Thursday, April 24, 2025



Show the performers some respect

This is in response to the angry and inaccurate wespeak in the last Argus written by Ms. Maldonado and Ms. Martínez. I write this as a student of music, a Puerto Rican, a member of Orquesta Fiebre, and a member of the Wesleyan community. I write not about the substance of your performances, but solely in response to the hostile statements in your wespeak directed at me and other performers from Expresiones.
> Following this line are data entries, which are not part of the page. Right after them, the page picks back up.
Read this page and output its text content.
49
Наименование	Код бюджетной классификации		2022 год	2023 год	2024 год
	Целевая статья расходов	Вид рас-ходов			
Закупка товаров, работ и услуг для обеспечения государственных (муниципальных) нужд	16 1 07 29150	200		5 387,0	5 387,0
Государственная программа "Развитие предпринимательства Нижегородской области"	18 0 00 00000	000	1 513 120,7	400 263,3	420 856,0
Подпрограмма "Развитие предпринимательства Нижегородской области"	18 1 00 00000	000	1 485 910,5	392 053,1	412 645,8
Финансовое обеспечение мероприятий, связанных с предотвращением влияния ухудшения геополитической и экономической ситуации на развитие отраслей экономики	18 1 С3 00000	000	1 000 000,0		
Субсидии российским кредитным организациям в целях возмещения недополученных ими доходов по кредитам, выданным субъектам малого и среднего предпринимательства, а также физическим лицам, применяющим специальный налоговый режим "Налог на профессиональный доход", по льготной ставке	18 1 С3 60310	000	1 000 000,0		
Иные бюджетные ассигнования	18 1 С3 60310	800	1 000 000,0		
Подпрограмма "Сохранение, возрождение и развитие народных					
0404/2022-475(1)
Since I’ve been at Wesleyan, I have been under the impression that Expresiones is a positive and empowering event for Latinos and other performers from various backgrounds. That’s not to say that every act has to be “light-hearted,” but regardless of the content of the piece and one’s opinions, as a community we still must give the performers the respect they deserve for being on the stage. Not to sound cliché or “watered down,” but there is a level of camaraderie that exists between members of the show, which both of you may have forgotten. After all, we all did hold hands and say a prayer backstage before the show wishing each other good luck. Publicly singling out and criticizing fellow performers (as you did in your wespeak) for the sake of controversy is a new level of shamelessness. Neither of you know enough about music/dance or the pieces to criticize us. What are you trying to accomplish by ripping into your fellow performers? Slandering your peers and acquaintances for notoriety is akin to the tactics employed by crooked politicians to gain popularity in the polls. The spirit of activism is working to correct injustice; it is not irrationally attacking those who perpetuate culture and art.
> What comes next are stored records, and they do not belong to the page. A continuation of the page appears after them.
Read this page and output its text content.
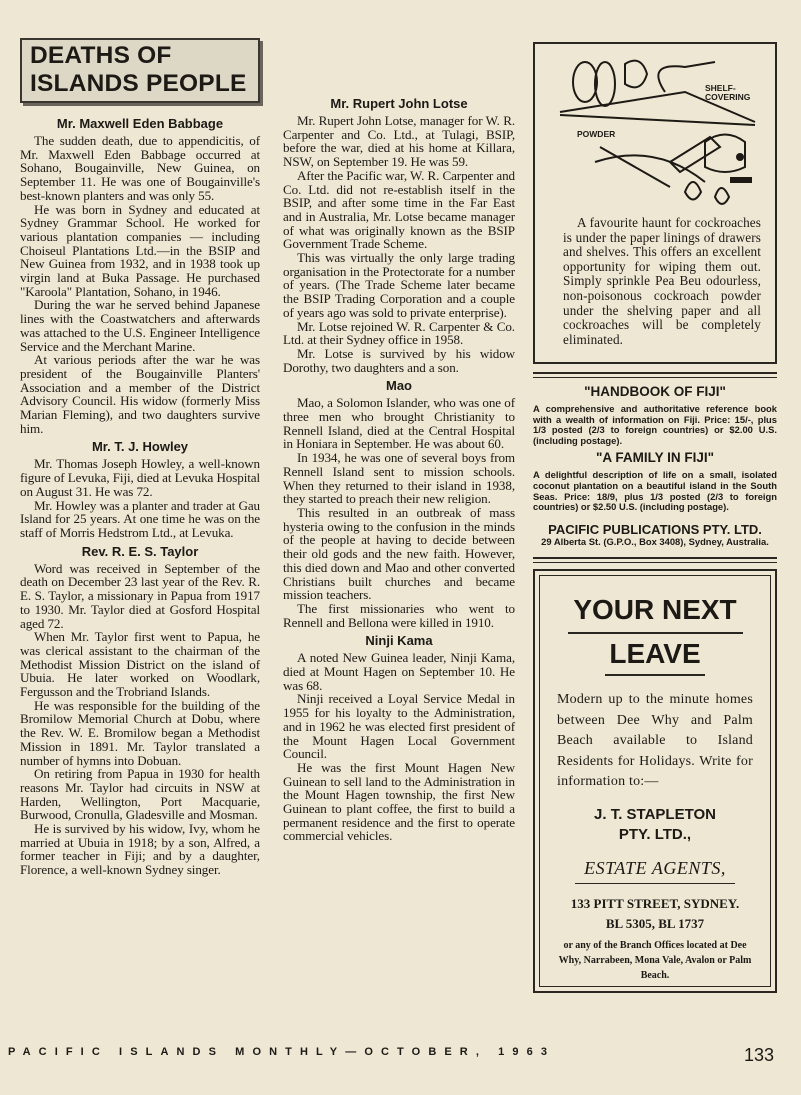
DEATHS OF ISLANDS PEOPLE
Mr. Maxwell Eden Babbage

The sudden death, due to appendicitis, of Mr. Maxwell Eden Babbage occurred at Sohano, Bougainville, New Guinea, on September 11. He was one of Bougainville's best-known planters and was only 55.

He was born in Sydney and educated at Sydney Grammar School. He worked for various plantation companies — including Choiseul Plantations Ltd.—in the BSIP and New Guinea from 1932, and in 1938 took up virgin land at Buka Passage. He purchased "Karoola" Plantation, Sohano, in 1946.

During the war he served behind Japanese lines with the Coastwatchers and afterwards was attached to the U.S. Engineer Intelligence Service and the Merchant Marine.

At various periods after the war he was president of the Bougainville Planters' Association and a member of the District Advisory Council. His widow (formerly Miss Marian Fleming), and two daughters survive him.

Mr. T. J. Howley

Mr. Thomas Joseph Howley, a well-known figure of Levuka, Fiji, died at Levuka Hospital on August 31. He was 72.

Mr. Howley was a planter and trader at Gau Island for 25 years. At one time he was on the staff of Morris Hedstrom Ltd., at Levuka.

Rev. R. E. S. Taylor

Word was received in September of the death on December 23 last year of the Rev. R. E. S. Taylor, a missionary in Papua from 1917 to 1930. Mr. Taylor died at Gosford Hospital aged 72.

When Mr. Taylor first went to Papua, he was clerical assistant to the chairman of the Methodist Mission District on the island of Ubuia. He later worked on Woodlark, Fergusson and the Trobriand Islands.

He was responsible for the building of the Bromilow Memorial Church at Dobu, where the Rev. W. E. Bromilow began a Methodist Mission in 1891. Mr. Taylor translated a number of hymns into Dobuan.

On retiring from Papua in 1930 for health reasons Mr. Taylor had circuits in NSW at Harden, Wellington, Port Macquarie, Burwood, Cronulla, Gladesville and Mosman.

He is survived by his widow, Ivy, whom he married at Ubuia in 1918; by a son, Alfred, a former teacher in Fiji; and by a daughter, Florence, a well-known Sydney singer.

Mr. Rupert John Lotse

Mr. Rupert John Lotse, manager for W. R. Carpenter and Co. Ltd., at Tulagi, BSIP, before the war, died at his home at Killara, NSW, on September 19. He was 59.

After the Pacific war, W. R. Carpenter and Co. Ltd. did not re-establish itself in the BSIP, and after some time in the Far East and in Australia, Mr. Lotse became manager of what was originally known as the BSIP Government Trade Scheme.

This was virtually the only large trading organisation in the Protectorate for a number of years. (The Trade Scheme later became the BSIP Trading Corporation and a couple of years ago was sold to private enterprise).

Mr. Lotse rejoined W. R. Carpenter & Co. Ltd. at their Sydney office in 1958.

Mr. Lotse is survived by his widow Dorothy, two daughters and a son.

Mao

Mao, a Solomon Islander, who was one of three men who brought Christianity to Rennell Island, died at the Central Hospital in Honiara in September. He was about 60.

In 1934, he was one of several boys from Rennell Island sent to mission schools. When they returned to their island in 1938, they started to preach their new religion.

This resulted in an outbreak of mass hysteria owing to the confusion in the minds of the people at having to decide between their old gods and the new faith. However, this died down and Mao and other converted Christians built churches and became mission teachers.

The first missionaries who went to Rennell and Bellona were killed in 1910.

Ninji Kama

A noted New Guinea leader, Ninji Kama, died at Mount Hagen on September 10. He was 68.

Ninji received a Loyal Service Medal in 1955 for his loyalty to the Administration, and in 1962 he was elected first president of the Mount Hagen Local Government Council.

He was the first Mount Hagen New Guinean to sell land to the Administration in the Mount Hagen township, the first New Guinean to plant coffee, the first to build a permanent residence and the first to operate commercial vehicles.

SHELF-
COVERING
POWDER

A favourite haunt for cockroaches is under the paper linings of drawers and shelves. This offers an excellent opportunity for wiping them out. Simply sprinkle Pea Beu odourless, non-poisonous cockroach powder under the shelving paper and all cockroaches will be completely eliminated.

"HANDBOOK OF FIJI"

A comprehensive and authoritative reference book with a wealth of information on Fiji. Price: 15/-, plus 1/3 posted (2/3 to foreign countries) or $2.00 U.S. (including postage).

"A FAMILY IN FIJI"

A delightful description of life on a small, isolated coconut plantation on a beautiful island in the South Seas. Price: 18/9, plus 1/3 posted (2/3 to foreign countries) or $2.50 U.S. (including postage).

PACIFIC PUBLICATIONS PTY. LTD.
29 Alberta St. (G.P.O., Box 3408), Sydney, Australia.
YOUR NEXT
LEAVE

Modern up to the minute homes between Dee Why and Palm Beach available to Island Residents for Holidays. Write for information to:—

J. T. STAPLETON
PTY. LTD.,
ESTATE AGENTS,
133 PITT STREET, SYDNEY.
BL 5305, BL 1737
or any of the Branch Offices located at Dee Why, Narrabeen, Mona Vale, Avalon or Palm Beach.
PACIFIC ISLANDS MONTHLY—OCTOBER, 1963	133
In addition to the false motives behind the criticism, your actual statements were incredibly offensive and absolutely inaccurate. Branding non-Latino musicians as “culture appropriators” is not only ignorant and completely distorted, but is this kind of ethnocentric point of view that does nothing but promote intolerance. No one can claim ownership of music and culture so what gives you the right? Had you bothered to read a book or listen to a piece of music you would know that were it not for many non-Latinos, or “culture appropriators” as you like to call them, such as Larry Harlow, Barry Rogers, Cal Tjader, Henry “Pucho” Brown, and of course Dizzy Gillespie, Latin music would not be what it is today. But I suppose since both of you are “aficionadas” of Latin music you already knew this. How can we as Latinos accuse anyone of appropriation when we have been borrowing aspects of each other’s cultures for years and continue to do so? In addition, the claim that Orquesta’s Fiebre’s music is “watered down” is nothing more than a “cheap shot” with nothing to back it up. Mexican singer/diva Eugenia Leon and her band didn’t seem to think that our music was “watered down” when we were invited to play at their master class, but I guess you are both more qualified to form that opinion than they are. Or maybe they are just “culture appropriators” too.
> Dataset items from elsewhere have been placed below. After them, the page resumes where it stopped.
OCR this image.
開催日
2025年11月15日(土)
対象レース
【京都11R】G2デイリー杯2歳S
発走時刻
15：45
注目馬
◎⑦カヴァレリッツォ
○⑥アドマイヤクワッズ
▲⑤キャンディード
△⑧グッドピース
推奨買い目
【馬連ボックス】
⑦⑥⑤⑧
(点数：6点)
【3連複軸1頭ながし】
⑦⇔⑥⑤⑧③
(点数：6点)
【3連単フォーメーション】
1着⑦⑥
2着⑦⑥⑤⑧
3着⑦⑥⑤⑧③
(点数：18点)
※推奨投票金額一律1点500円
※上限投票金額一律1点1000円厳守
Secondly, your statement concerning the bomba piece is also very misinformed. Calling it “white men playing Puerto Rican music” is false and insulting. If either of you had bothered to actually read the Expresiones program you would have seen that 7 of the 9 featured performers are of Puerto Rican descent. Also, the founder of FLECHAS (a Puerto Rican organization in New Haven), who provided us with the beautiful bomba costumes, was honored that young people are preserving traditional Afro-Puerto Rican music, since it is falling into obscurity in the U.S. But you knew this already.

Many of us put a lot of time and effort into these performances and didn’t need the negativity of people who are simply angry and misguided. I am tremendously proud of my accomplishments in Expresiones, as all of us who were involved in the show should be. If you feel the need to tear down the performances of others in order to validate your own, go right ahead: shame on you.